The Hebrew translated “abomination” is tôêvah. Tôêvah is used in the Hebrew Bible for idolatry and practices related to it (Deut 7:25-26; 13:14; 27:15; Isa 44:19). It is also used for temple prostitution (1 Kings 14:24), child sacrifice (Jer 32:35; Ezek 16:20-22), adultery (Ezek 33:26), incest (Ezek 22:11) and illegal marriage (Deut 24:1-4). The word is also used for stealing and murder in Jeremiah 7:9-10 and a reaction violence and robbery, which are deserving of the death penalty, in Ezekiel 18:10-13. So the English word “abomination” does not fall far from the sense of the Hebrew. It refers to things and activities that are reprehensible, detestable, loathsome, and worthy of disgust. Upon first reading, it is hard to imagine allowing any LGBT person into the church. But texts read in isolation or out of context can be damaging and hurtful. This is also the case with the use of these texts in Leviticus.
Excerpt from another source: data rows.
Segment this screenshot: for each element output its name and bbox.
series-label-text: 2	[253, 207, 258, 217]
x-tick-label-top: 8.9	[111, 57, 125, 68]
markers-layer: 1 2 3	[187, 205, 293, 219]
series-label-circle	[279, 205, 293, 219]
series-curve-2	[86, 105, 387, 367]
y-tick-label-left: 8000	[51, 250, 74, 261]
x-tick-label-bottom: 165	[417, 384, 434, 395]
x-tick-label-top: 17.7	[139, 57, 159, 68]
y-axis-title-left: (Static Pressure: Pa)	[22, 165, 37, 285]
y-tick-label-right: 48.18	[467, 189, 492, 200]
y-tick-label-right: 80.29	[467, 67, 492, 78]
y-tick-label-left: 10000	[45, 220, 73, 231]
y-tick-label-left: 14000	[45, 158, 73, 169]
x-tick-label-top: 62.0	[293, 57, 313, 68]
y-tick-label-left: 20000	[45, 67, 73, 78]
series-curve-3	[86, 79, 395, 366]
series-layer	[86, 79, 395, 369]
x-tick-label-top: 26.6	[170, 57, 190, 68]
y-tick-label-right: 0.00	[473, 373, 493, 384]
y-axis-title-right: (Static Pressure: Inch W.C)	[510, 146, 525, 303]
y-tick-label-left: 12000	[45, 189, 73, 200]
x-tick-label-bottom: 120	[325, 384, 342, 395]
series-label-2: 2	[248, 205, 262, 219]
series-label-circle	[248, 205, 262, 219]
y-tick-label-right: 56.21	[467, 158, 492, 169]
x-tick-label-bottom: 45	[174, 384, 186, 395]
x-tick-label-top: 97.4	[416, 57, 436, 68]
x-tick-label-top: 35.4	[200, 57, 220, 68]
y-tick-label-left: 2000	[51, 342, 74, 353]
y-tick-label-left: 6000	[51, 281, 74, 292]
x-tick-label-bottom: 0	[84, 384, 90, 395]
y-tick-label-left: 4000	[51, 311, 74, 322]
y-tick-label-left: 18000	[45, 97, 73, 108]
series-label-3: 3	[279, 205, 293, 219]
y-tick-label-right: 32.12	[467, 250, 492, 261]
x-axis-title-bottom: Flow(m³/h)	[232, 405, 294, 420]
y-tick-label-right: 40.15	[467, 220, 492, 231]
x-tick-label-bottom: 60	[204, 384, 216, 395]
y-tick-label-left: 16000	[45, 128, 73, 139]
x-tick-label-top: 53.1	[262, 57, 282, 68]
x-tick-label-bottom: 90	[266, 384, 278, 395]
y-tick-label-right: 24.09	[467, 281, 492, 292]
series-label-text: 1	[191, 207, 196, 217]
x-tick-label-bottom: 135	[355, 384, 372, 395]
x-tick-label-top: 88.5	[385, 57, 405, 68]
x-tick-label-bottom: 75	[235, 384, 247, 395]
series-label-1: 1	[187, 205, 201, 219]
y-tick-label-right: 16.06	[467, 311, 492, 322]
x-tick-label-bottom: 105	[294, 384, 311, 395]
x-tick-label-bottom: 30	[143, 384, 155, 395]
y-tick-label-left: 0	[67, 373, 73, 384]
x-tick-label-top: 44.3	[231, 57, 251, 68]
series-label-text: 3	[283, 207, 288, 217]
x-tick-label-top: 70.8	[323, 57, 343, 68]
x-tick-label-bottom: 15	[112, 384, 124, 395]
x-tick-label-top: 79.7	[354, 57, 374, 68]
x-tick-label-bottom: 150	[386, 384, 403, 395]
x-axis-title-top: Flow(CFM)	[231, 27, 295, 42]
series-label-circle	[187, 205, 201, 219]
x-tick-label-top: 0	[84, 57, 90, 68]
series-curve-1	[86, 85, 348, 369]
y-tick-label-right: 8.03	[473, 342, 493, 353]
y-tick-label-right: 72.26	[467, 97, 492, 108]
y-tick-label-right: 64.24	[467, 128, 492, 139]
The Hebrew tôêvah is used widely in the Bible for things that are not seen so reprehensibly in the modern context, and this needs to be taken into account as well. A crucial text is Proverbs 6:16-19: “There are six things that the LORD hates, seven that are an abomination [tôavath—same Hebrew word with a different grammatical ending] to him: 17 haughty eyes, a lying tongue, and hands that shed innocent blood, 18 a heart that devises wicked plans, feet that make haste to run to evil, 19 a false witness who breathes out lies, and one who sows discord among brothers.” Here you find typical “abominations” like murder and evil, but also many “vegetarian” sins, widely practiced in church; looks of pride and superiority, planning actions that are wrong in God’s eyes, gossip, and falsehood. Committing “abomination” is not reserved for sins that are considered especially reprehensible, the word is used fairly broadly for things we often tolerate in the church and can easily recognize in ourselves; taking advantage of someone in shopping or business deals (Deut 25:13-16; Prov 11:1), falsehood of any kind (Prov 12:22), eating anything that isn’t “kosher” (Deut 14:3ff.—even clean meats today are not usually processed in the biblical fashion).
The takeaway is that using the “clobber texts” of Leviticus to single out homosexuals for disgust or hatred is to not tell the truth about God and His view of human failings. God does not arbitrarily pick out select practices for special disgust or hatred, He is stirred up by every violation of the created order, including the ones that we consider “white lies” or “vegetarian” sins. We must avoid the idea that God is deeply offended by sin because He is not getting His way. God is offended by sin because violations of the created order introduce a poison into human society and relationships that harms everyone and everything. Sin is sin because it is self-destructive, harming all the creatures God has made. Things that are not ideal are reprehensible because of the collective impact they have had on God’s creation. But the full picture of God is not summed up in these “clobber texts,” they need to be read in the context of the One who said, “If you have seen me you have seen the Father” (John 14:9). That same One also washed the feet of Judas the traitor, and not only Judas, but Peter, the lovable screw-up we can all identify with, even the saintly ones among us. Whatever we have to say to LGBTIQ people, we need to say from a standpoint of common brokenness. I believe that to speak as if we are superior because of our orientation is to speak a lie and that is an abomination unto the Lord.
As we go through some difficult texts, we need to remember the biblical tension between the ideal and the real. The Bible is not shy about stating the ideal and the consequences of violating God’s ideal. But it also shows the compassion of Jesus Christ for those mired in the real (John 8:3-11). The Bible balances the ideal with deep grace and compassion for those violate the ideal, whether by inheritance or by cultivation. In all our dealing with LGBT people we need to remember that we all are souls for whom Christ died (Rom 14:15; 1 Cor 8:11).